I was lukewarm on this, but I do appreciate that Elijah Wood has basically spent his entire post-LotR career doing really weird stuff.
posted by Ragged Richard at 8:43 AM on July 7, 2020 [5 favorites]


Some might say his weird indie roles are due to him speaking out against systemic sexual abuse in Hollywood but he does seem to be having fun.
posted by Mr.Encyclopedia at 9:24 AM on July 8, 2020 [3 favorites]


This was not nearly as weird and psychosexual as I was expecting. Honestly, I was kind of disappointed because based on the title, blurb, and people involved I as expecting this to be all kinds off-putting and bonkers. The best part for me was recognizing Tofino.
posted by forbiddencabinet at 6:50 PM on July 8, 2020


I watched this. It's... a bit of an ordeal. It goes through a tonal shift halfway through that's a bit of a narrative car wreck. And I think that's the right metaphor -- it's sort of a roadside accident that you wish you hadn't slowed down to see, but had to rubberneck to the end.

For better or worse (certainly the latter when it comes to my nervous disposition), this pretty much describes my kind of movie.

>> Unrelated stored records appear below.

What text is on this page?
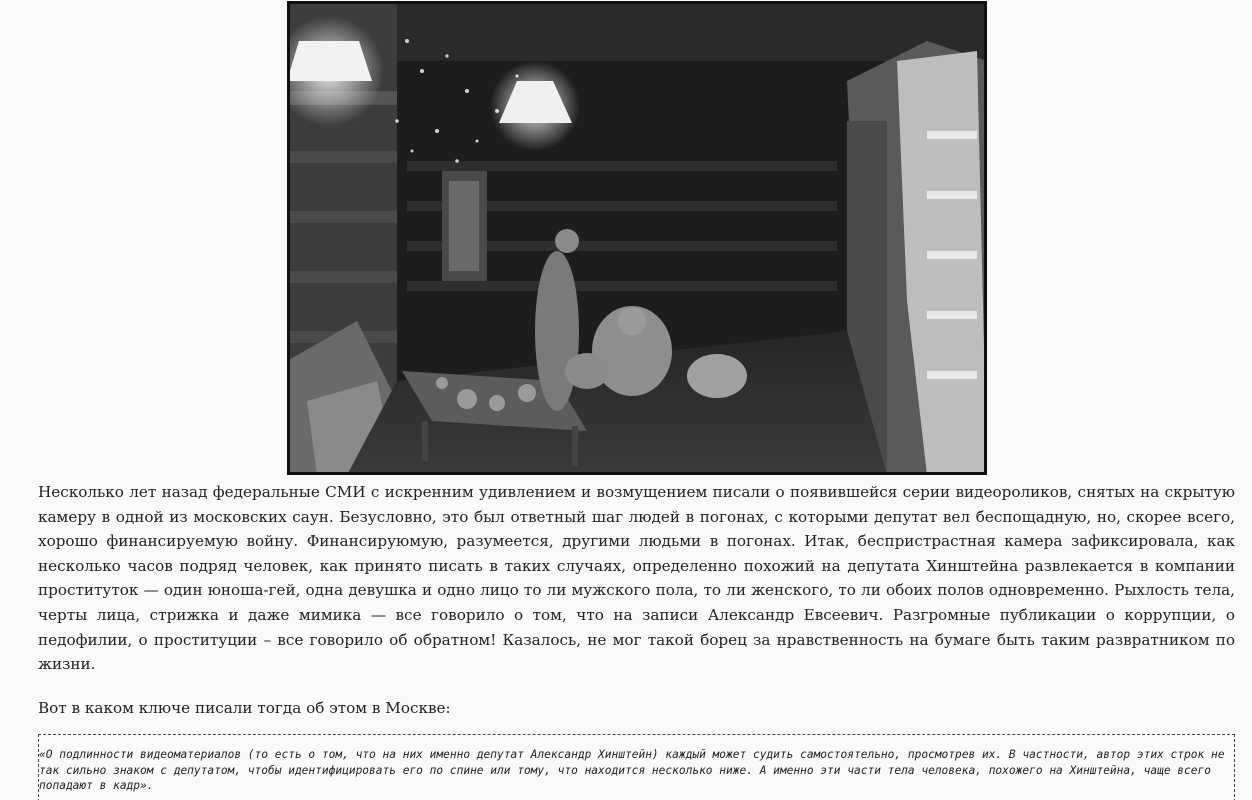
Несколько лет назад федеральные СМИ с искренним удивлением и возмущением писали о появившейся серии видеороликов, снятых на скрытую камеру в одной из московских саун. Безусловно, это был ответный шаг людей в погонах, с которыми депутат вел беспощадную, но, скорее всего, хорошо финансируемую войну. Финансируюмую, разумеется, другими людьми в погонах. Итак, беспристрастная камера зафиксировала, как несколько часов подряд человек, как принято писать в таких случаях, определенно похожий на депутата Хинштейна развлекается в компании проституток — один юноша-гей, одна девушка и одно лицо то ли мужского пола, то ли женского, то ли обоих полов одновременно. Рыхлость тела, черты лица, стрижка и даже мимика — все говорило о том, что на записи Александр Евсеевич. Разгромные публикации о коррупции, о педофилии, о проституции – все говорило об обратном! Казалось, не мог такой борец за нравственность на бумаге быть таким развратником по жизни.

Вот в каком ключе писали тогда об этом в Москве:

«О подлинности видеоматериалов (то есть о том, что на них именно депутат Александр Хинштейн) каждый может судить самостоятельно, просмотрев их. В частности, автор этих строк не так сильно знаком с депутатом, чтобы идентифицировать его по спине или тому, что находится несколько ниже. А именно эти части тела человека, похожего на Хинштейна, чаще всего попадают в кадр».
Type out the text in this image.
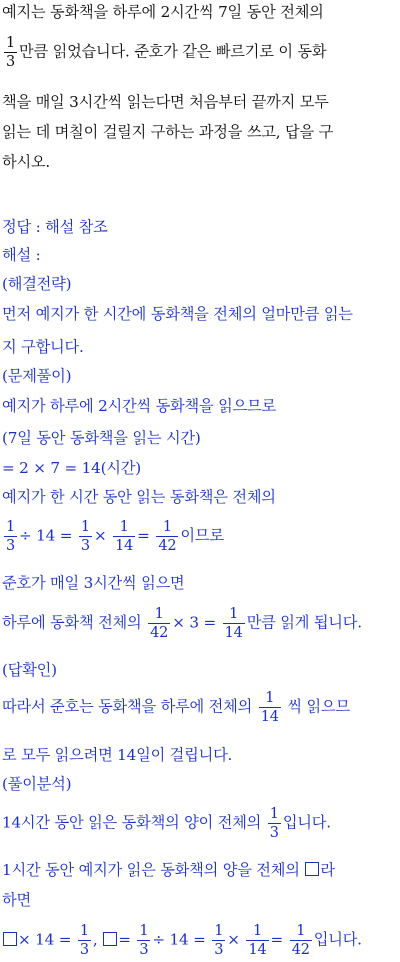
예지는 동화책을 하루에 2시간씩 7일 동안 전체의
$\frac{1}{3}$ 만큼 읽었습니다. 준호가 같은 빠르기로 이 동화
책을 매일 3시간씩 읽는다면 처음부터 끝까지 모두
읽는 데 며칠이 걸릴지 구하는 과정을 쓰고, 답을 구
하시오.
정답 : 해설 참조
해설 :
(해결전략)
먼저 예지가 한 시간에 동화책을 전체의 얼마만큼 읽는
지 구합니다.
(문제풀이)
예지가 하루에 2시간씩 동화책을 읽으므로
(7일 동안 동화책을 읽는 시간)
= 2 × 7 = 14(시간)
예지가 한 시간 동안 읽는 동화책은 전체의
$\frac{1}{3} \div 14 = \frac{1}{3} \times \frac{1}{14} = \frac{1}{42}$ 이므로
준호가 매일 3시간씩 읽으면
하루에 동화책 전체의 $\frac{1}{42} \times 3 = \frac{1}{14}$ 만큼 읽게 됩니다.
(답확인)
따라서 준호는 동화책을 하루에 전체의 $\frac{1}{14}$ 씩 읽으므
로 모두 읽으려면 14일이 걸립니다.
(풀이분석)
14시간 동안 읽은 동화책의 양이 전체의 $\frac{1}{3}$ 입니다.
1시간 동안 예지가 읽은 동화책의 양을 전체의 라
하면
× $14 = \frac{1}{3}$ , = $\frac{1}{3} \div 14 = \frac{1}{3} \times \frac{1}{14} = \frac{1}{42}$ 입니다.
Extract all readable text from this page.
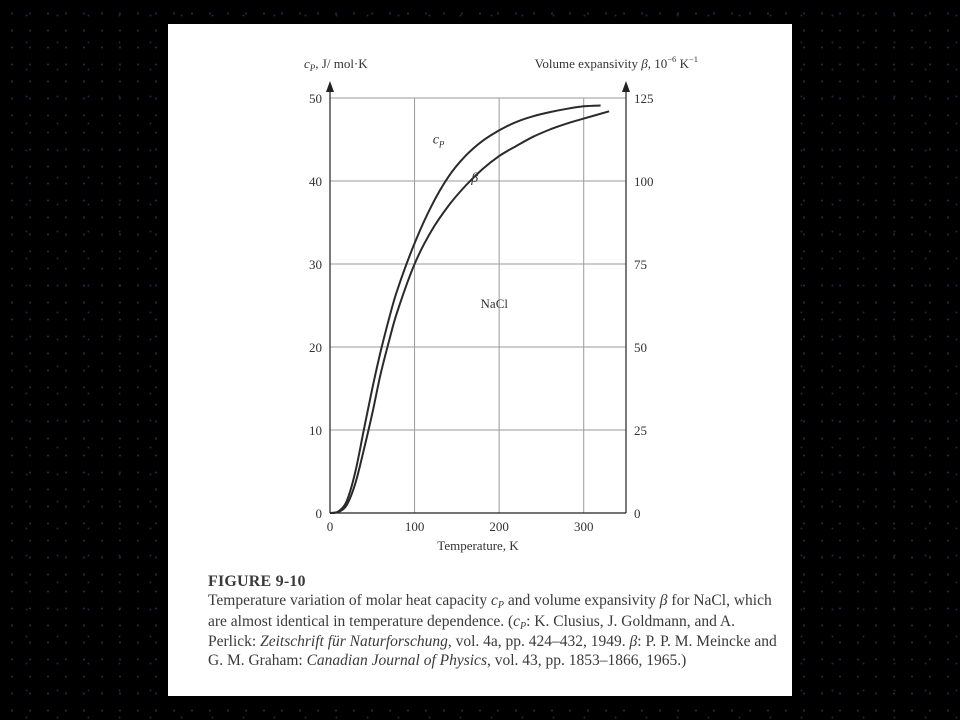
0	100	200	300
0
10
20
30
40
50
0
25
50
75
100
125
$c_P$
β
$c_P$, J/ mol·K	Volume expansivity β, $10^{-6}$ $K^{-1}$
Temperature, K
NaCl
FIGURE 9-10
Temperature variation of molar heat capacity $c_P$ and volume expansivity β for NaCl, which are almost identical in temperature dependence. ($c_P$: K. Clusius, J. Goldmann, and A. Perlick: Zeitschrift für Naturforschung, vol. 4a, pp. 424–432, 1949. β: P. P. M. Meincke and G. M. Graham: Canadian Journal of Physics, vol. 43, pp. 1853–1866, 1965.)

It wasn't my favorite but I couldn't stop thinking about it and was curious as to what others thought. Despite the mayhem, it really did feel like an unexpectedly sincere movie about healing a relationship (at least in moments), and I thought it walked the line between dark comedy and horror much more effectively than a lot of films that attempt to walk that line. The main characters felt real to me and I thought Elijah Wood carried the emotional ups and downs perfectly and was magnetic to watch.
posted by treepour at 7:42 PM on July 8, 2020


I had absolutely no idea what to make of this. I figured anything with both Steven McHattie and Martin Donavan couldn’t be all that bad, and I’m still not quite sure whether I was mostly right or just completely wrong. I didn’t think it ever really quite settled on what it wanted to be, and I thought Wood was a bad casting choice. Maybe it’s just me, but I think he's way too old be be playing a moody emo boy. Also the stuff in the movie that thought it was frightfully clever really kind of wasn’t, like the motel manager talking about big breasts or whatever it was.